O elevado número de diagnósticos realizados entre jovens indica que são necessários maiores esforços no controlo desta entidade em Portugal. Na estratégia de abordagem à infeção por Chlamydia trachomatis é essencial incluir programas de prevenção primária em indivíduos e grupos de risco, linhas orientadoras para o diagnóstico e tratamento, sistema de vigilância dos casos diagnosticados, que incluam a notificação e tratamento dos parceiros. Estas atitudes poderão resultar num impacto positivo na saúde pública.
O rastreio oportunístico nas mulheres jovens sexualmente ativas e nas mulheres com fatores de risco para a infeção é relevante na medida em que se trata de uma patologia comum, frequentemente assintomática, em que a sua pesquisa consiste num teste simples, não invasivo e de baixo custo, é tratável de forma fácil e eficaz com antibioterapia e os estudos têm vindo a demonstrar a sua custo-efetividade. A realização do rastreio contribui para a redução da prevalência da infeção por Chlamydia trachomatis e, desta forma, para o declínio das suas consequências devastadoras.

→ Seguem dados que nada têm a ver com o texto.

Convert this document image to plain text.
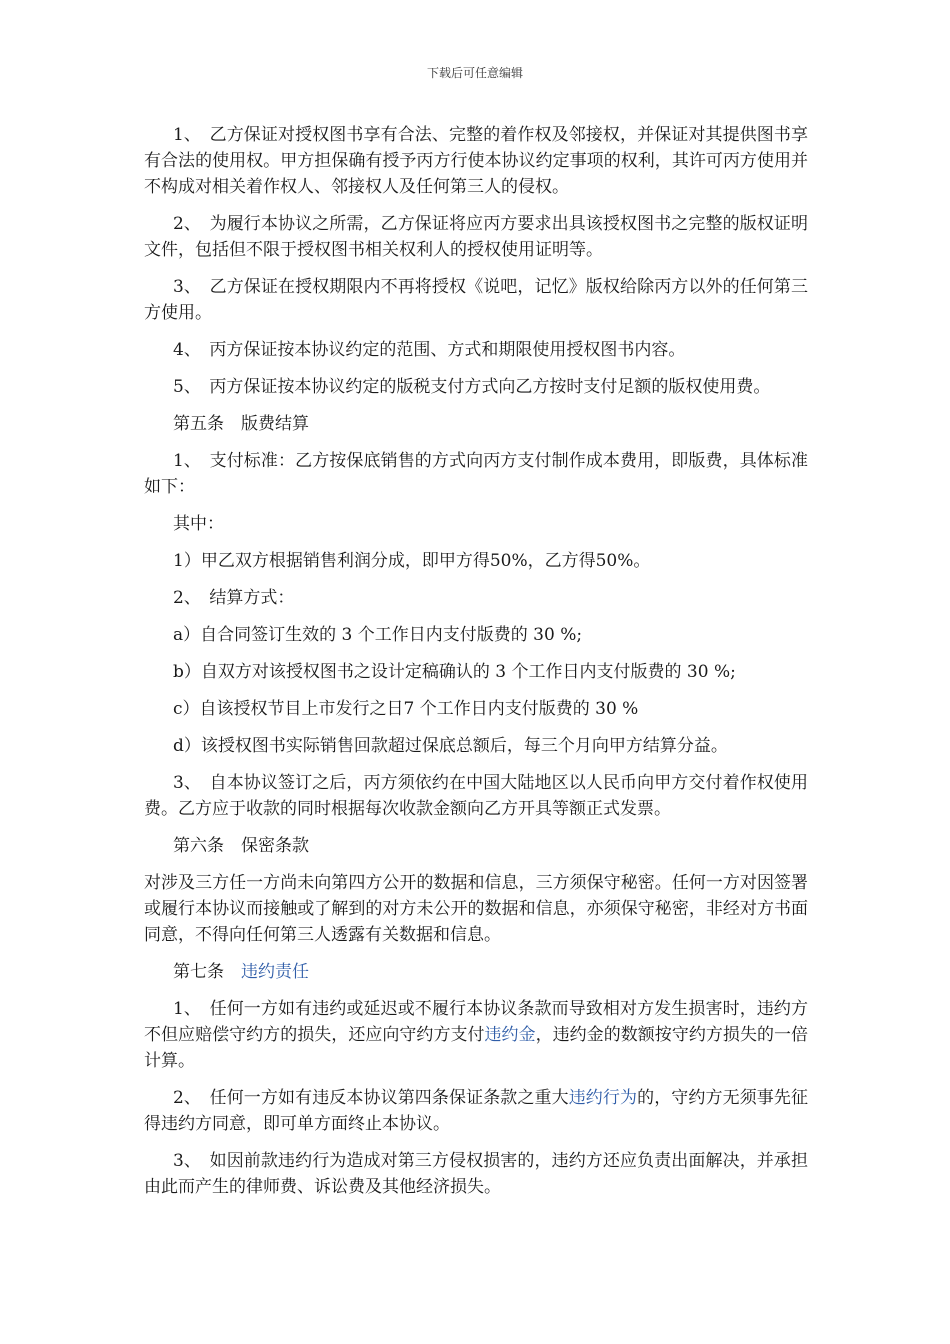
下载后可任意编辑

1、　乙方保证对授权图书享有合法、完整的着作权及邻接权，并保证对其提供图书享有合法的使用权。甲方担保确有授予丙方行使本协议约定事项的权利，其许可丙方使用并不构成对相关着作权人、邻接权人及任何第三人的侵权。

2、　为履行本协议之所需，乙方保证将应丙方要求出具该授权图书之完整的版权证明文件，包括但不限于授权图书相关权利人的授权使用证明等。

3、　乙方保证在授权期限内不再将授权《说吧，记忆》版权给除丙方以外的任何第三方使用。

4、　丙方保证按本协议约定的范围、方式和期限使用授权图书内容。

5、　丙方保证按本协议约定的版税支付方式向乙方按时支付足额的版权使用费。

第五条　版费结算

1、　支付标准：乙方按保底销售的方式向丙方支付制作成本费用，即版费，具体标准如下：

其中：

1）甲乙双方根据销售利润分成，即甲方得50%，乙方得50%。

2、　结算方式：

a）自合同签订生效的 3 个工作日内支付版费的 30 %;

b）自双方对该授权图书之设计定稿确认的 3 个工作日内支付版费的 30 %;

c）自该授权节目上市发行之日7 个工作日内支付版费的 30 %

d）该授权图书实际销售回款超过保底总额后，每三个月向甲方结算分益。

3、　自本协议签订之后，丙方须依约在中国大陆地区以人民币向甲方交付着作权使用费。乙方应于收款的同时根据每次收款金额向乙方开具等额正式发票。

第六条　保密条款

对涉及三方任一方尚未向第四方公开的数据和信息，三方须保守秘密。任何一方对因签署或履行本协议而接触或了解到的对方未公开的数据和信息，亦须保守秘密，非经对方书面同意，不得向任何第三人透露有关数据和信息。

第七条　违约责任

1、　任何一方如有违约或延迟或不履行本协议条款而导致相对方发生损害时，违约方不但应赔偿守约方的损失，还应向守约方支付违约金，违约金的数额按守约方损失的一倍计算。

2、　任何一方如有违反本协议第四条保证条款之重大违约行为的，守约方无须事先征得违约方同意，即可单方面终止本协议。

3、　如因前款违约行为造成对第三方侵权损害的，违约方还应负责出面解决，并承担由此而产生的律师费、诉讼费及其他经济损失。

O médico de família, através da sua abordagem holística centrada na pessoa e enquadrada no contexto familiar e social, tem definitivamente um papel determinante na prevenção das infeções sexualmente transmissíveis e promoção do seu rastreio, neste caso em particular, do rastreio da infeção por Chlamydia trachomatis. É ainda essencial desmistificar e investir na educação para a saúde, motivando alterações no estilo de vida e evicção de comportamentos de risco.